J’arrive à Estaing à 21h30, ambiance embouteillage : voitures partout, accompagnants en pagaille, coureurs slalomant comme des cabris sous amphétamines.

Ravito royal : crêpes Nutella ou fromage, soupe, tucs, bref le festin. Mais je reste raisonnable, j’opte pour du salé. Je sais ce qui m’attend.

Estaing → Ilhéou → Cauterets : le juge de paix

Sortie du ravito, 5 km plats et tranquilles jusqu’au lac d’Estaing. Marche rapide, bâtons, ambiance posée. Puis… la montée redoutée. Un gars du coin m’accompagne. Je lui dis « surtout, ne me raconte pas ce qui nous attend ». Il se tait. Gloups.

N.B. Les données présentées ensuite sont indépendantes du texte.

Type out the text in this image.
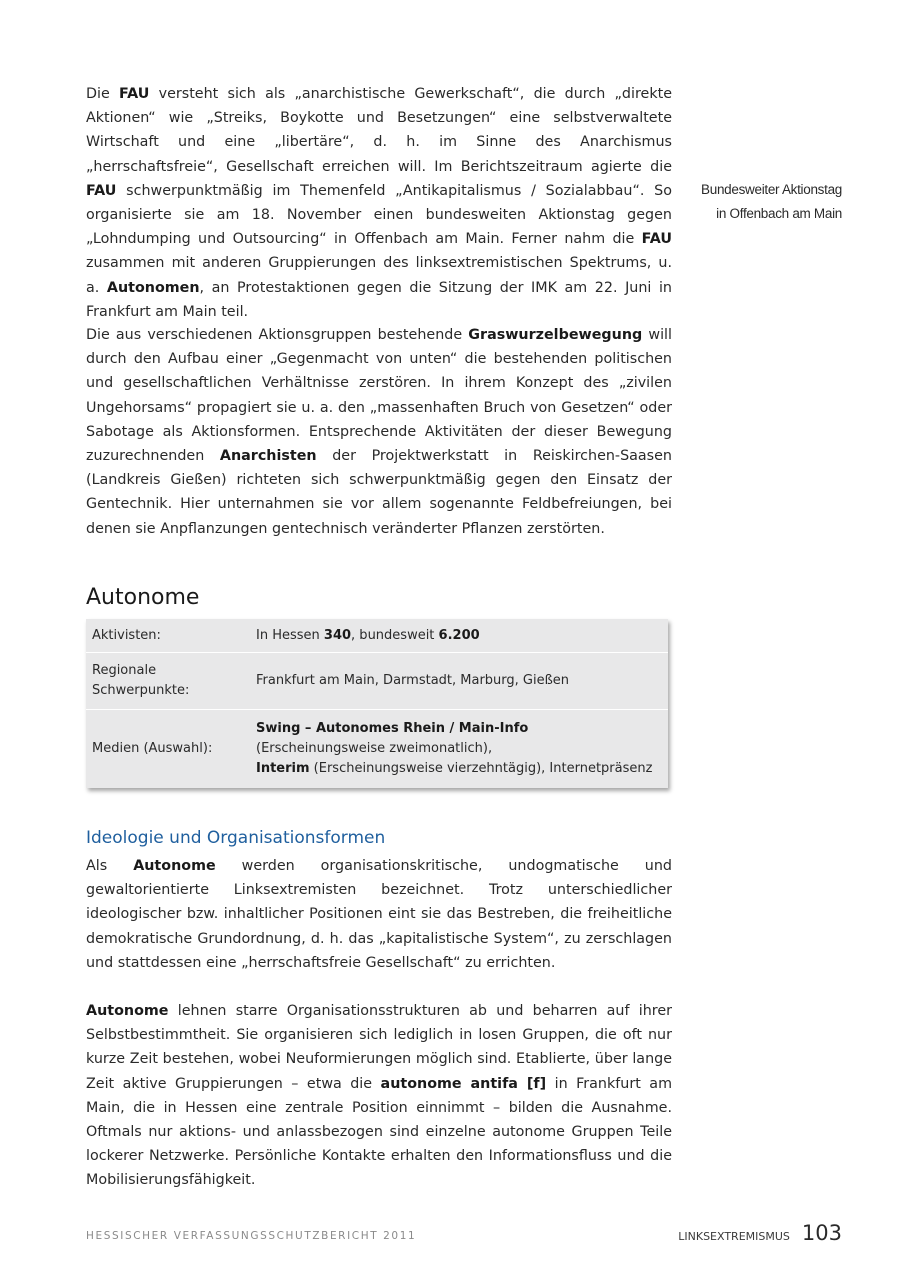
Die FAU versteht sich als „anarchistische Gewerkschaft“, die durch „direkte Aktionen“ wie „Streiks, Boykotte und Besetzungen“ eine selbstverwaltete Wirtschaft und eine „libertäre“, d. h. im Sinne des Anarchismus „herrschaftsfreie“, Gesellschaft erreichen will. Im Berichtszeitraum agierte die FAU schwerpunktmäßig im Themenfeld „Antikapitalismus / Sozialabbau“. So organisierte sie am 18. November einen bundesweiten Aktionstag gegen „Lohndumping und Outsourcing“ in Offenbach am Main. Ferner nahm die FAU zusammen mit anderen Gruppierungen des linksextremistischen Spektrums, u. a. Autonomen, an Protestaktionen gegen die Sitzung der IMK am 22. Juni in Frankfurt am Main teil.

Bundesweiter Aktionstag
in Offenbach am Main

Die aus verschiedenen Aktionsgruppen bestehende Graswurzelbewegung will durch den Aufbau einer „Gegenmacht von unten“ die bestehenden politischen und gesellschaftlichen Verhältnisse zerstören. In ihrem Konzept des „zivilen Ungehorsams“ propagiert sie u. a. den „massenhaften Bruch von Gesetzen“ oder Sabotage als Aktionsformen. Entsprechende Aktivitäten der dieser Bewegung zuzurechnenden Anarchisten der Projektwerkstatt in Reiskirchen-Saasen (Landkreis Gießen) richteten sich schwerpunktmäßig gegen den Einsatz der Gentechnik. Hier unternahmen sie vor allem sogenannte Feldbefreiungen, bei denen sie Anpflanzungen gentechnisch veränderter Pflanzen zerstörten.

Autonome
Aktivisten:	In Hessen 340, bundesweit 6.200
Regionale
Schwerpunkte:
Frankfurt am Main, Darmstadt, Marburg, Gießen
Medien (Auswahl):
Swing – Autonomes Rhein / Main-Info
(Erscheinungsweise zweimonatlich),
Interim (Erscheinungsweise vierzehntägig), Internetpräsenz
Ideologie und Organisationsformen

Als Autonome werden organisationskritische, undogmatische und gewaltorientierte Linksextremisten bezeichnet. Trotz unterschiedlicher ideologischer bzw. inhaltlicher Positionen eint sie das Bestreben, die freiheitliche demokratische Grundordnung, d. h. das „kapitalistische System“, zu zerschlagen und stattdessen eine „herrschaftsfreie Gesellschaft“ zu errichten.

Autonome lehnen starre Organisationsstrukturen ab und beharren auf ihrer Selbstbestimmtheit. Sie organisieren sich lediglich in losen Gruppen, die oft nur kurze Zeit bestehen, wobei Neuformierungen möglich sind. Etablierte, über lange Zeit aktive Gruppierungen – etwa die autonome antifa [f] in Frankfurt am Main, die in Hessen eine zentrale Position einnimmt – bilden die Ausnahme. Oftmals nur aktions- und anlassbezogen sind einzelne autonome Gruppen Teile lockerer Netzwerke. Persönliche Kontakte erhalten den Informationsfluss und die Mobilisierungsfähigkeit.

HESSISCHER VERFASSUNGSSCHUTZBERICHT 2011	LINKSEXTREMISMUS 103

Et en effet… c’est violent. Première partie raide dans les bois, seconde partie à découvert où tu vois les frontales là-haut et tu te demandes si ce n’est pas un avion. 2h de montée, personne ne parle, tout le monde est concentré. Enfin… miracle : le col ! On n’ose pas y croire. Minuit.

Descente annoncée comme “interminable” par mon guide local. Spoiler : il avait raison. Le refuge d’Ilhéou (le bien nommé) me semble au bout du monde. Je l’atteins à 0h50, rincé mais content : +38 places dans la montée.

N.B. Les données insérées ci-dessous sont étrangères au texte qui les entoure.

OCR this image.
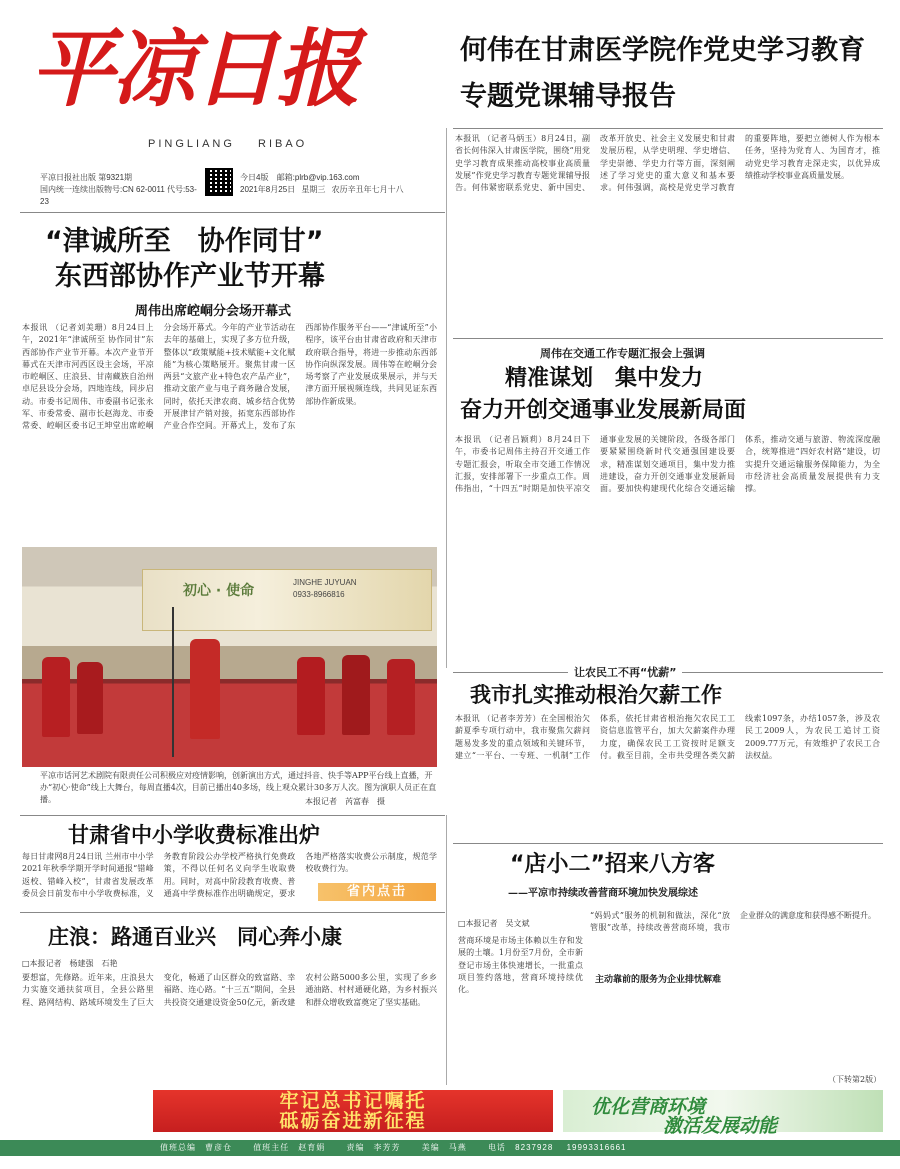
平凉日报
PINGLIANG RIBAO
平凉日报社出版 第9321期
国内统一连续出版物号:CN 62-0011 代号:53-23
今日4版 邮箱:plrb@vip.163.com
2021年8月25日 星期三 农历辛丑年七月十八
何伟在甘肃医学院作党史学习教育专题党课辅导报告
本报讯 （记者马炳玉）8月24日，副省长何伟深入甘肃医学院，围绕“用党史学习教育成果推动高校事业高质量发展”作党史学习教育专题党课辅导报告。何伟紧密联系党史、新中国史、改革开放史、社会主义发展史和甘肃发展历程，从学史明理、学史增信、学史崇德、学史力行等方面，深刻阐述了学习党史的重大意义和基本要求。何伟强调，高校是党史学习教育的重要阵地，要把立德树人作为根本任务，坚持为党育人、为国育才，推动党史学习教育走深走实，以优异成绩推动学校事业高质量发展。
“津诚所至　协作同甘”
东西部协作产业节开幕
周伟出席崆峒分会场开幕式
本报讯 （记者刘美珊）8月24日上午，2021年“津诚所至 协作同甘”东西部协作产业节开幕。本次产业节开幕式在天津市河西区设主会场，平凉市崆峒区、庄浪县、甘南藏族自治州卓尼县设分会场，四地连线，同步启动。市委书记周伟、市委副书记张永军、市委常委、副市长赵海龙、市委常委、崆峒区委书记王坤堂出席崆峒分会场开幕式。今年的产业节活动在去年的基础上，实现了多方位升级，整体以“政策赋能+技术赋能+文化赋能”为核心策略展开。聚焦甘肃一区两县“文旅产业+特色农产品产业”，推动文旅产业与电子商务融合发展，同时，依托天津农商、城乡结合优势开展津甘产销对接，拓宽东西部协作产业合作空间。开幕式上，发布了东西部协作服务平台——“津诚所至”小程序，该平台由甘肃省政府和天津市政府联合指导，将进一步推动东西部协作向纵深发展。周伟等在崆峒分会场考察了产业发展成果展示，并与天津方面开展视频连线，共同见证东西部协作新成果。
初心 · 使命
JINGHE JUYUAN
0933-8966816
平凉市话河艺术剧院有限责任公司积极应对疫情影响，创新演出方式，通过抖音、快手等APP平台线上直播，开办“初心·使命”线上大舞台，每周直播4次，目前已播出40多场，线上观众累计30多万人次。图为演职人员正在直播。	本报记者　芮富春　摄
周伟在交通工作专题汇报会上强调
精准谋划　集中发力
奋力开创交通事业发展新局面
本报讯 （记者吕颖莉）8月24日下午，市委书记周伟主持召开交通工作专题汇报会，听取全市交通工作情况汇报，安排部署下一步重点工作。周伟指出，“十四五”时期是加快平凉交通事业发展的关键阶段，各级各部门要紧紧围绕新时代交通强国建设要求，精准谋划交通项目，集中发力推进建设，奋力开创交通事业发展新局面。要加快构建现代化综合交通运输体系，推动交通与旅游、物流深度融合，统筹推进“四好农村路”建设，切实提升交通运输服务保障能力，为全市经济社会高质量发展提供有力支撑。
让农民工不再“忧薪”
我市扎实推动根治欠薪工作
本报讯 （记者李芳芳）在全国根治欠薪夏季专项行动中，我市聚焦欠薪问题易发多发的重点领域和关键环节，建立“一平台、一专班、一机制”工作体系，依托甘肃省根治拖欠农民工工资信息监管平台，加大欠薪案件办理力度，确保农民工工资按时足额支付。截至目前，全市共受理各类欠薪线索1097条，办结1057条，涉及农民工2009人，为农民工追讨工资2009.77万元，有效维护了农民工合法权益。
甘肃省中小学收费标准出炉
每日甘肃网8月24日讯 兰州市中小学2021年秋季学期开学时间通报“错峰返校、错峰入校”，甘肃省发展改革委员会日前发布中小学收费标准，义务教育阶段公办学校严格执行免费政策，不得以任何名义向学生收取费用。同时，对高中阶段教育收费、普通高中学费标准作出明确规定，要求各地严格落实收费公示制度，规范学校收费行为。
省内点击
庄浪：路通百业兴　同心奔小康
□本报记者　杨建强　石艳
要想富，先修路。近年来，庄浪县大力实施交通扶贫项目，全县公路里程、路网结构、路域环境发生了巨大变化，畅通了山区群众的致富路、幸福路、连心路。“十三五”期间，全县共投资交通建设资金50亿元，新改建农村公路5000多公里，实现了乡乡通油路、村村通硬化路，为乡村振兴和群众增收致富奠定了坚实基础。
“店小二”招来八方客
——平凉市持续改善营商环境加快发展综述
□本报记者　吴文斌
“妈妈式”服务的机制和做法，深化“放管服”改革，持续改善营商环境，我市企业群众的满意度和获得感不断提升。
主动靠前的服务为企业排忧解难
营商环境是市场主体赖以生存和发展的土壤。1月份至7月份，全市新登记市场主体快速增长，一批重点项目签约落地，营商环境持续优化。
（下转第2版）
牢记总书记嘱托
砥砺奋进新征程
优化营商环境
激活发展动能
值班总编　曹彦仓	值班主任　赵育娟	责编　李芳芳	美编　马燕	电话 8237928 19993316661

La suite jusqu’à Cauterets, c’est une descente technique, sans répit, parfois scabreuse. Des passages à flanc, des désescalades glissantes, tout ce qu’on aime… ou pas. Concentration maximale, je suis en mode robot. Ça commence à bien tirer sur les quadris.

Enfin la ville. 2h11 du matin. J’entre au ravito, vidé mais heureux : sur les trois KV nocturnes, je viens de passer le pire.

Cauterets : le gouffre mental (mais pas pour moi)

Cauterets, c’est le genre d’endroit où beaucoup de coureurs laissent leur âme. Ravito bien fourni, ambiance un peu froide, fauteuils moelleux et surtout… la tentation d’arrêter là. Mais moi, je suis bien. Soupe, fromage, coca. Je change mes chaussettes pour la 2ᵉ fois et ça repart.

Je ne reste que 15 min. Quelques encouragements au passage, et je me relance dans la nuit. Prochaine mission : le col de Riou. Moins raide, plus en lacets, mais encore un gros morceau.

Et là je me dis : “Allez, encore un KV, et je sors de la nuit.”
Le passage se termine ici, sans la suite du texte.